I have a kind of animist relationship to vehicles. I have motor lust.

Once after selling a book for more money than I am ever likely to receive again, I bought a new VW Passat wagon V6 off the lot, for the sticker price, because I was an idiot back then. I was married, owned a brownstone, had long red hair. I did a lot of yoga and wore sport clogs. I don’t know who the fuck I was back then, and remember very little of that entire life episode. I was a totally different human being, a happily bourgeois wife and homeowner. I didn’t personify or anthropomorphize the Passat. It was too grey, too new, too boring. It had no personality. It was merely a car. When I sold it several years later, it was at one of those lowball joints where you drive your car in and they buy it. I took the lowball and hailed a cab. It was wholly unsentimental.

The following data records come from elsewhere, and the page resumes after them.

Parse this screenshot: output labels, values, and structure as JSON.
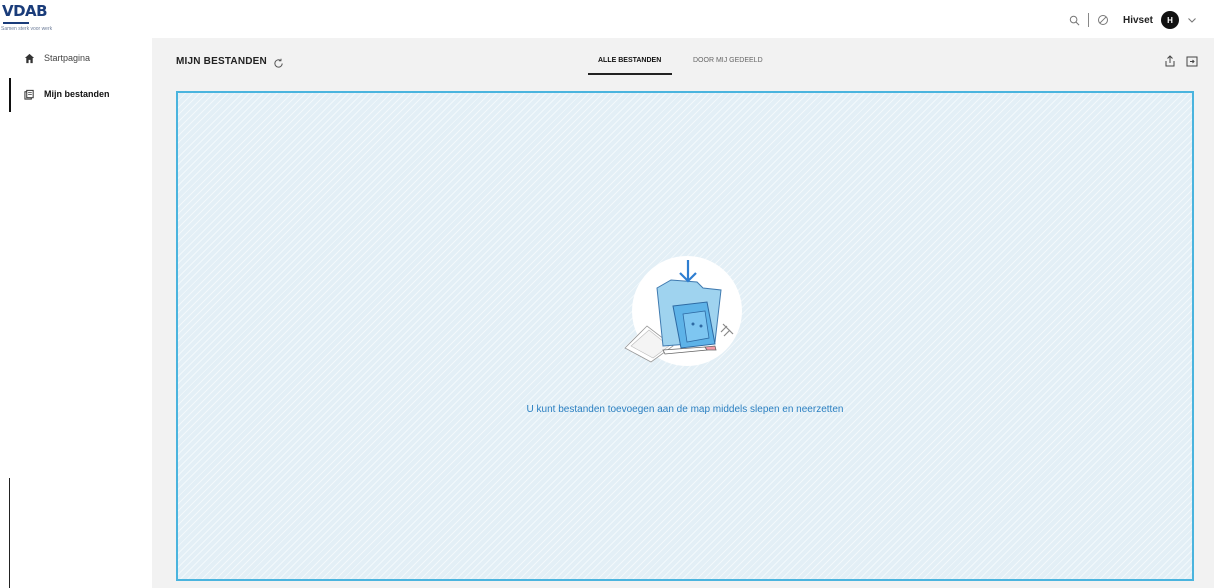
{
  "brand": {
    "logo_text": "VDAB",
    "logo_sub": "Samen sterk voor werk"
  },
  "topbar": {
    "user_name": "Hivset",
    "avatar_initial": "H"
  },
  "sidebar": {
    "items": [
      {
        "label": "Startpagina",
        "icon": "home-icon",
        "active": false
      },
      {
        "label": "Mijn bestanden",
        "icon": "files-icon",
        "active": true
      }
    ]
  },
  "main": {
    "title": "MIJN BESTANDEN",
    "tabs": [
      {
        "label": "ALLE BESTANDEN",
        "active": true
      },
      {
        "label": "DOOR MIJ GEDEELD",
        "active": false
      }
    ],
    "actions": [
      "share-icon",
      "new-folder-icon"
    ]
  },
  "dropzone": {
    "message": "U kunt bestanden toevoegen aan de map middels slepen en neerzetten"
  },
  "colors": {
    "accent": "#2a7fc1",
    "border": "#4ab4de",
    "dropzone_bg": "#e3eff6"
  }
}
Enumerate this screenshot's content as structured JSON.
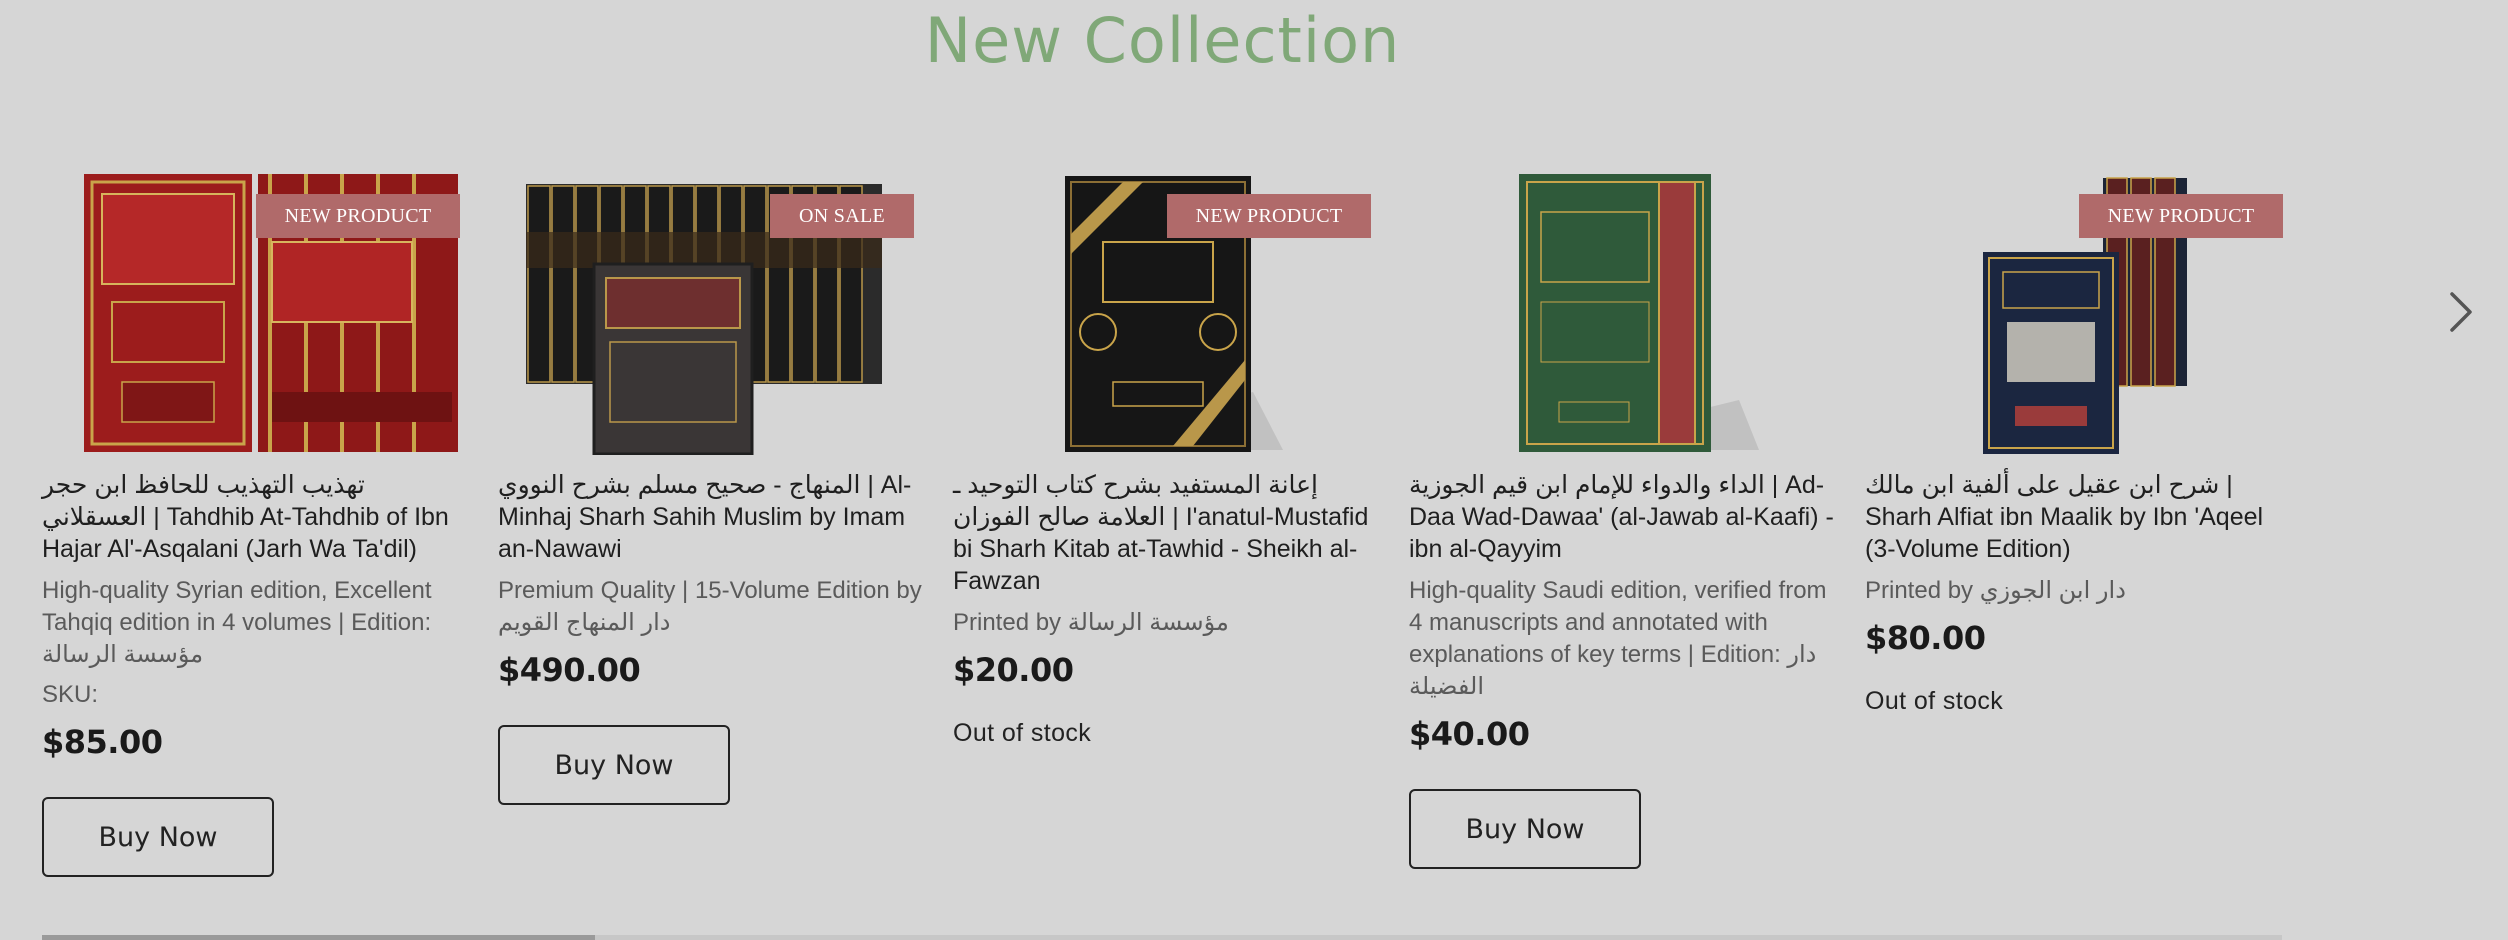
{
  "section": {
    "title": "New Collection",
    "title_color": "#80a878",
    "ribbon_color": "#b06a6a",
    "next_icon": "chevron-right-icon"
  },
  "products": [
    {
      "ribbon": "NEW PRODUCT",
      "name": "تهذيب التهذيب للحافظ ابن حجر العسقلاني | Tahdhib At-Tahdhib of Ibn Hajar Al'-Asqalani (Jarh Wa Ta'dil)",
      "description": "High-quality Syrian edition, Excellent Tahqiq edition in 4 volumes | Edition: مؤسسة الرسالة",
      "sku": "SKU:",
      "price": "$85.00",
      "stock": "",
      "button": "Buy Now"
    },
    {
      "ribbon": "ON SALE",
      "name": "المنهاج - صحيح مسلم بشرح النووي | Al-Minhaj Sharh Sahih Muslim by Imam an-Nawawi",
      "description": "Premium Quality | 15-Volume Edition by دار المنهاج القويم",
      "sku": "",
      "price": "$490.00",
      "stock": "",
      "button": "Buy Now"
    },
    {
      "ribbon": "NEW PRODUCT",
      "name": "إعانة المستفيد بشرح كتاب التوحيد ـ العلامة صالح الفوزان | I'anatul-Mustafid bi Sharh Kitab at-Tawhid - Sheikh al-Fawzan",
      "description": "Printed by مؤسسة الرسالة",
      "sku": "",
      "price": "$20.00",
      "stock": "Out of stock",
      "button": ""
    },
    {
      "ribbon": "",
      "name": "الداء والدواء للإمام ابن قيم الجوزية | Ad-Daa Wad-Dawaa' (al-Jawab al-Kaafi) - ibn al-Qayyim",
      "description": "High-quality Saudi edition, verified from 4 manuscripts and annotated with explanations of key terms | Edition: دار الفضيلة",
      "sku": "",
      "price": "$40.00",
      "stock": "",
      "button": "Buy Now"
    },
    {
      "ribbon": "NEW PRODUCT",
      "name": "شرح ابن عقيل على ألفية ابن مالك | Sharh Alfiat ibn Maalik by Ibn 'Aqeel (3-Volume Edition)",
      "description": "Printed by دار ابن الجوزي",
      "sku": "",
      "price": "$80.00",
      "stock": "Out of stock",
      "button": ""
    }
  ]
}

Then I started choosing cars and motorbikes on the basis of my personal passion for them. Cars with style and character. It’s not something you can give up once you start doing it, despite the numberless financial pitfalls. There’s a kind of love you feel for your soul vehicle which is surely akin to the love animal people feel for dogs or cats or perhaps even children. Nowadays I wince whenever I see a Toyota, only because the owner is leaving so much glory on the table. Getting into your car should be like putting on your favorite pair of dancing shoes. It should give you a little shiver and thrill every time you see it.

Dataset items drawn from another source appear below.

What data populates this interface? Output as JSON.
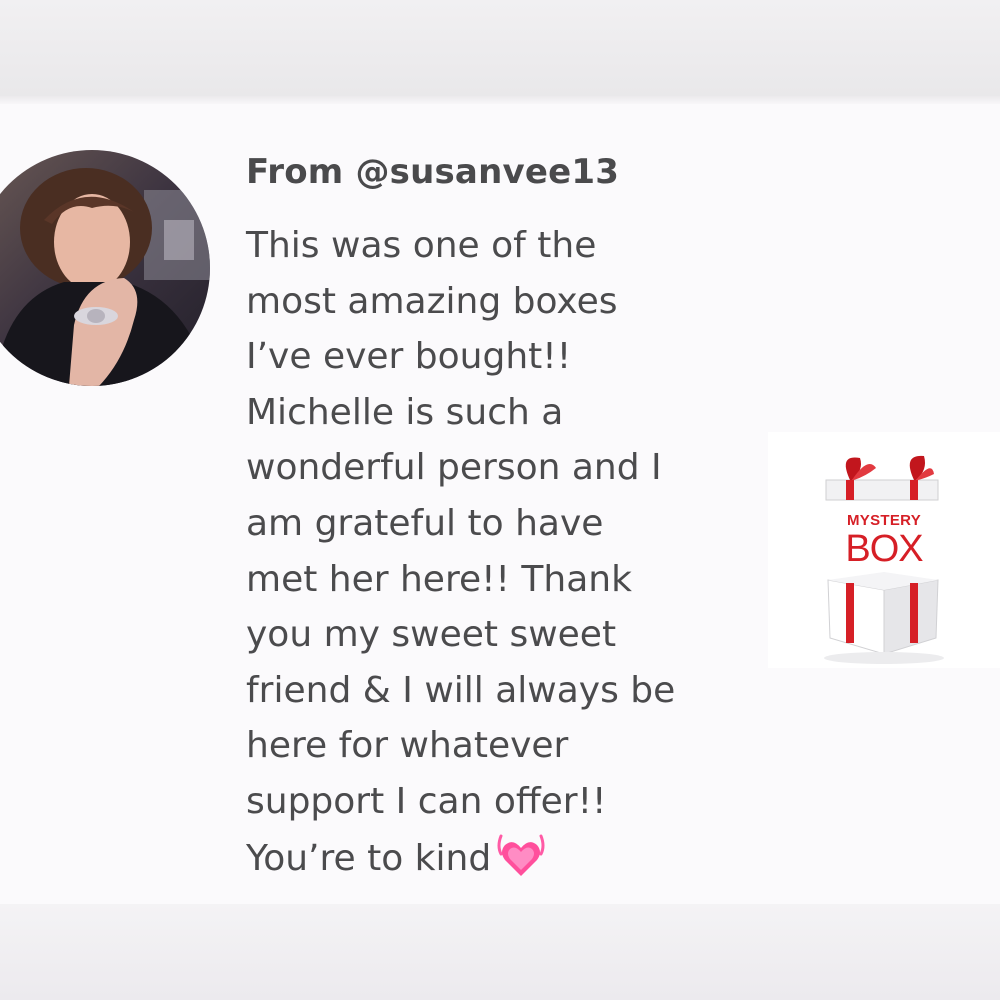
{
  "post": {
    "from_label": "From @susanvee13",
    "comment_lines": [
      "This was one of the",
      "most amazing boxes",
      "I’ve ever bought!!",
      "Michelle is such a",
      "wonderful person and I",
      "am grateful to have",
      "met her here!! Thank",
      "you my sweet sweet",
      "friend & I will always be",
      "here for whatever",
      "support I can offer!!",
      "You’re to kind"
    ],
    "emoji": "growing-heart"
  },
  "mystery_box": {
    "line1": "MYSTERY",
    "line2": "BOX"
  },
  "colors": {
    "text": "#4b4b4d",
    "accent_red": "#d61f26",
    "heart_pink": "#ff4f9c"
  }
}
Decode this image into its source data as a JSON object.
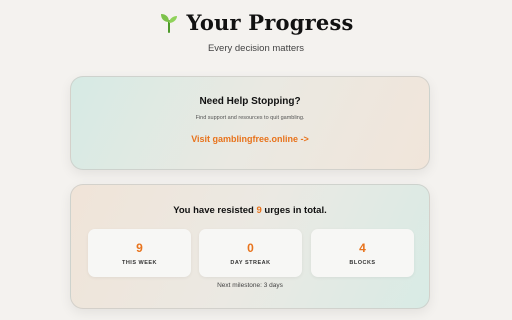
{
  "header": {
    "icon": "sprout-icon",
    "title": "Your Progress",
    "subtitle": "Every decision matters"
  },
  "help": {
    "title": "Need Help Stopping?",
    "description": "Find support and resources to quit gambling.",
    "link_label": "Visit gamblingfree.online ->"
  },
  "progress": {
    "resisted_prefix": "You have resisted ",
    "resisted_count": "9",
    "resisted_suffix": " urges in total.",
    "stats": [
      {
        "value": "9",
        "label": "THIS WEEK"
      },
      {
        "value": "0",
        "label": "DAY STREAK"
      },
      {
        "value": "4",
        "label": "BLOCKS"
      }
    ],
    "milestone": "Next milestone: 3 days"
  },
  "colors": {
    "accent": "#e8731c",
    "sprout_leaf": "#7cc24a",
    "sprout_stem": "#4e9a2a"
  }
}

Cintra Wilson with Donna, her Ducati Monster 695. [Cintra Wilson]
First there was my motorcycle Donna, the Ducati Monster 695. The first truly swish vehicle I’d ever owned. My sexual stock instantly went up about 54%. Men ran out of cafes and restaurants into the street to talk to me. I never bought my own drinks again. Nobody can resist a chick on an Italian bike. I felt like a superhero.

The Ducati was so fast it pretty much scared the shit out of me and I stopped riding it after a while. It was eventually stolen, and I was a bit relieved. I’d never been in a wreck, and since it’s a “when not if” proposition on a motorcycle, I hung up my spurs while I was still lucky.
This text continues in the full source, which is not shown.